Rosyface chub
- Conservation status: Least Concern (IUCN 3.1)

Scientific classification
- Kingdom: Animalia
- Phylum: Chordata
- Class: Actinopterygii
- Order: Cypriniformes
- Family: Leuciscidae
- Subfamily: Pogonichthyinae
- Genus: Hybopsis
- Species: H. rubrifrons
- Binomial name: Hybopsis rubrifrons (D. S. Jordan, 1877)
- Synonyms: Notropis rubescens Bailey, 1991 ; Nocomis rubrifrons D. S.Jordan, 1877 ;

= Rosyface chub =

- Authority: (D. S. Jordan, 1877)
- Conservation status: LC

Species of fish

The rosyface chub (Hybopsis rubrifrons) is a species of freshwater ray-finned fish belonging to the family Leuciscidae, the shiners, daces and minnows. This species is found in the United States.

== Description ==
The fish is somewhat elongate and has a long snout. Its eyes are upward-looking and a barbel can be found in the corner of the mouth. It can reach a total length of 8.4 cm (3.25 in).

The fish is similar to bigeye chub. It has smaller eyes, however. During the breeding season in spring, the front third of the body becomes more red, usually most pronounced on the snout. They have 35 to 39 scales along the lateral line.
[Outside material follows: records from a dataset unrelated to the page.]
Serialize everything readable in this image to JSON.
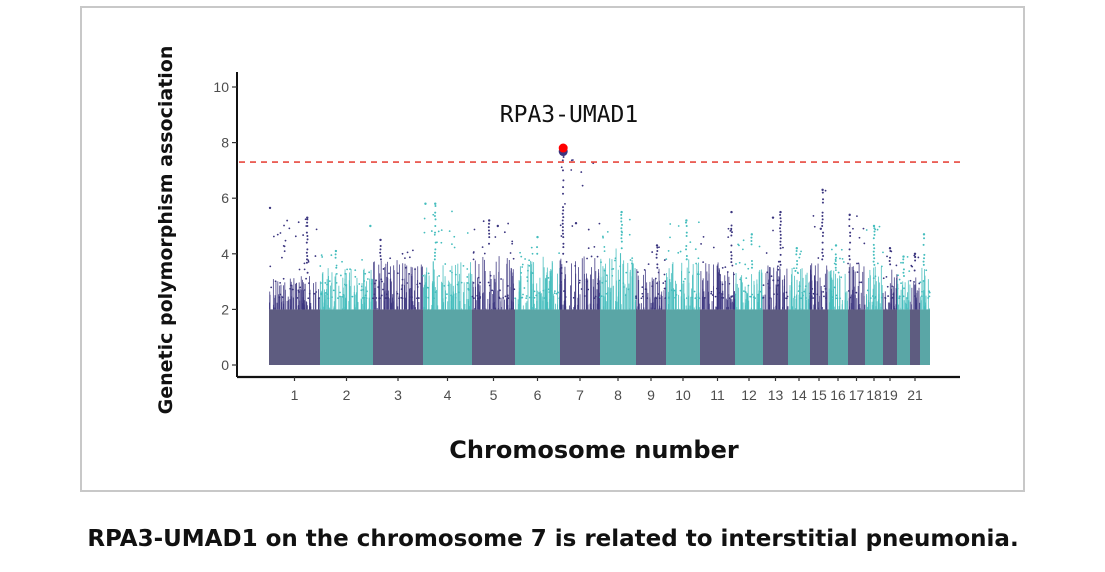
{
  "caption": "RPA3-UMAD1 on the chromosome 7 is related to interstitial pneumonia.",
  "chart_data": {
    "type": "scatter",
    "subtype": "manhattan",
    "title": "",
    "xlabel": "Chromosome number",
    "ylabel": "Genetic polymorphism association",
    "ylim": [
      0,
      10
    ],
    "yticks": [
      0,
      2,
      4,
      6,
      8,
      10
    ],
    "grid": false,
    "legend": "none",
    "significance_threshold": 7.3,
    "threshold_color": "#e8483f",
    "colors": {
      "dark": "#3b357f",
      "light": "#44bdbd",
      "dark_base": "#5e5c80",
      "light_base": "#5aa6a6",
      "highlight": "#ff0000"
    },
    "xtick_labels": [
      "1",
      "2",
      "3",
      "4",
      "5",
      "6",
      "7",
      "8",
      "9",
      "10",
      "11",
      "12",
      "13",
      "14",
      "15",
      "16",
      "17",
      "18",
      "19",
      "21"
    ],
    "chromosomes": [
      {
        "chr": "1",
        "length": 51,
        "color": "dark",
        "typical_max": 3.2,
        "peak": 5.3,
        "peak_pos": 0.75,
        "isolated": [
          {
            "pos": 0.02,
            "y": 5.65
          }
        ]
      },
      {
        "chr": "2",
        "length": 53,
        "color": "light",
        "typical_max": 3.5,
        "peak": 4.1,
        "peak_pos": 0.3,
        "isolated": [
          {
            "pos": 0.95,
            "y": 5.0
          }
        ]
      },
      {
        "chr": "3",
        "length": 50,
        "color": "dark",
        "typical_max": 3.8,
        "peak": 4.5,
        "peak_pos": 0.15,
        "isolated": []
      },
      {
        "chr": "4",
        "length": 49,
        "color": "light",
        "typical_max": 3.8,
        "peak": 5.8,
        "peak_pos": 0.25,
        "isolated": [
          {
            "pos": 0.05,
            "y": 5.8
          }
        ]
      },
      {
        "chr": "5",
        "length": 43,
        "color": "dark",
        "typical_max": 4.0,
        "peak": 5.2,
        "peak_pos": 0.4,
        "isolated": [
          {
            "pos": 0.6,
            "y": 5.0
          }
        ]
      },
      {
        "chr": "6",
        "length": 45,
        "color": "light",
        "typical_max": 4.0,
        "peak": 4.6,
        "peak_pos": 0.5,
        "isolated": []
      },
      {
        "chr": "7",
        "length": 40,
        "color": "dark",
        "typical_max": 4.0,
        "peak": 7.7,
        "peak_pos": 0.08,
        "isolated": [
          {
            "pos": 0.4,
            "y": 5.1
          }
        ]
      },
      {
        "chr": "8",
        "length": 36,
        "color": "light",
        "typical_max": 4.2,
        "peak": 5.5,
        "peak_pos": 0.6,
        "isolated": []
      },
      {
        "chr": "9",
        "length": 30,
        "color": "dark",
        "typical_max": 3.5,
        "peak": 4.3,
        "peak_pos": 0.7,
        "isolated": []
      },
      {
        "chr": "10",
        "length": 34,
        "color": "light",
        "typical_max": 3.8,
        "peak": 5.2,
        "peak_pos": 0.6,
        "isolated": []
      },
      {
        "chr": "11",
        "length": 35,
        "color": "dark",
        "typical_max": 3.7,
        "peak": 5.5,
        "peak_pos": 0.9,
        "isolated": []
      },
      {
        "chr": "12",
        "length": 28,
        "color": "light",
        "typical_max": 3.5,
        "peak": 4.7,
        "peak_pos": 0.6,
        "isolated": []
      },
      {
        "chr": "13",
        "length": 25,
        "color": "dark",
        "typical_max": 3.6,
        "peak": 5.5,
        "peak_pos": 0.7,
        "isolated": [
          {
            "pos": 0.4,
            "y": 5.3
          }
        ]
      },
      {
        "chr": "14",
        "length": 22,
        "color": "light",
        "typical_max": 3.5,
        "peak": 4.2,
        "peak_pos": 0.4,
        "isolated": []
      },
      {
        "chr": "15",
        "length": 18,
        "color": "dark",
        "typical_max": 3.8,
        "peak": 6.3,
        "peak_pos": 0.7,
        "isolated": [
          {
            "pos": 0.6,
            "y": 4.9
          }
        ]
      },
      {
        "chr": "16",
        "length": 20,
        "color": "light",
        "typical_max": 3.5,
        "peak": 4.3,
        "peak_pos": 0.4,
        "isolated": []
      },
      {
        "chr": "17",
        "length": 17,
        "color": "dark",
        "typical_max": 3.8,
        "peak": 5.4,
        "peak_pos": 0.1,
        "isolated": []
      },
      {
        "chr": "18",
        "length": 18,
        "color": "light",
        "typical_max": 3.6,
        "peak": 5.0,
        "peak_pos": 0.5,
        "isolated": []
      },
      {
        "chr": "19",
        "length": 14,
        "color": "dark",
        "typical_max": 3.5,
        "peak": 4.2,
        "peak_pos": 0.5,
        "isolated": []
      },
      {
        "chr": "20",
        "length": 13,
        "color": "light",
        "typical_max": 3.2,
        "peak": 3.9,
        "peak_pos": 0.5,
        "isolated": []
      },
      {
        "chr": "21",
        "length": 10,
        "color": "dark",
        "typical_max": 3.4,
        "peak": 4.0,
        "peak_pos": 0.5,
        "isolated": []
      },
      {
        "chr": "22",
        "length": 10,
        "color": "light",
        "typical_max": 3.6,
        "peak": 4.7,
        "peak_pos": 0.4,
        "isolated": []
      }
    ],
    "highlight": {
      "label": "RPA3-UMAD1",
      "chr": "7",
      "y": 7.75
    }
  }
}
==Distribution and habitat==
The range of the rosyface chub includes the Saluda, Savannah, Edisto, and Altamaha river drainages. It is mostly found above the fall line in these drainages. It may also have been introduced to the Chattahoochee River system.

Habitats of this species include pools or edges of riffles in small streams, and near banks in eddy currents in larger streams and small rivers, usually over sand or gravel bottoms. The rosyface chub avoids areas with heavy siltation. It spawns in moderately fast riffles over clean gravel.

== Human interest ==

=== Aquarium ===
Rosyface chubs make good aquarium fish as they are quite hardy and sociable. They appreciate being among other minnows, and often school with yellowfin shiners. They are quick to reach for food once fed, and will eat frozen food, flakes, and even shrimp pellets.

== Conservation status ==

=== South Carolina ===
While the population of the species is currently considered stable, they are of concern because of their small range, only found in a few major drainages in the state. Conservation efforts in South Carolina have a great impact upon the species as half of global distributions of the species occur in the state.

Concerns for the species are similar to those of other fish in South Carolina: source pollution, deforestation, loss of riparian corridors, impoundment development, siltation resulting from poor land use practice, and poorly urban and suburban development.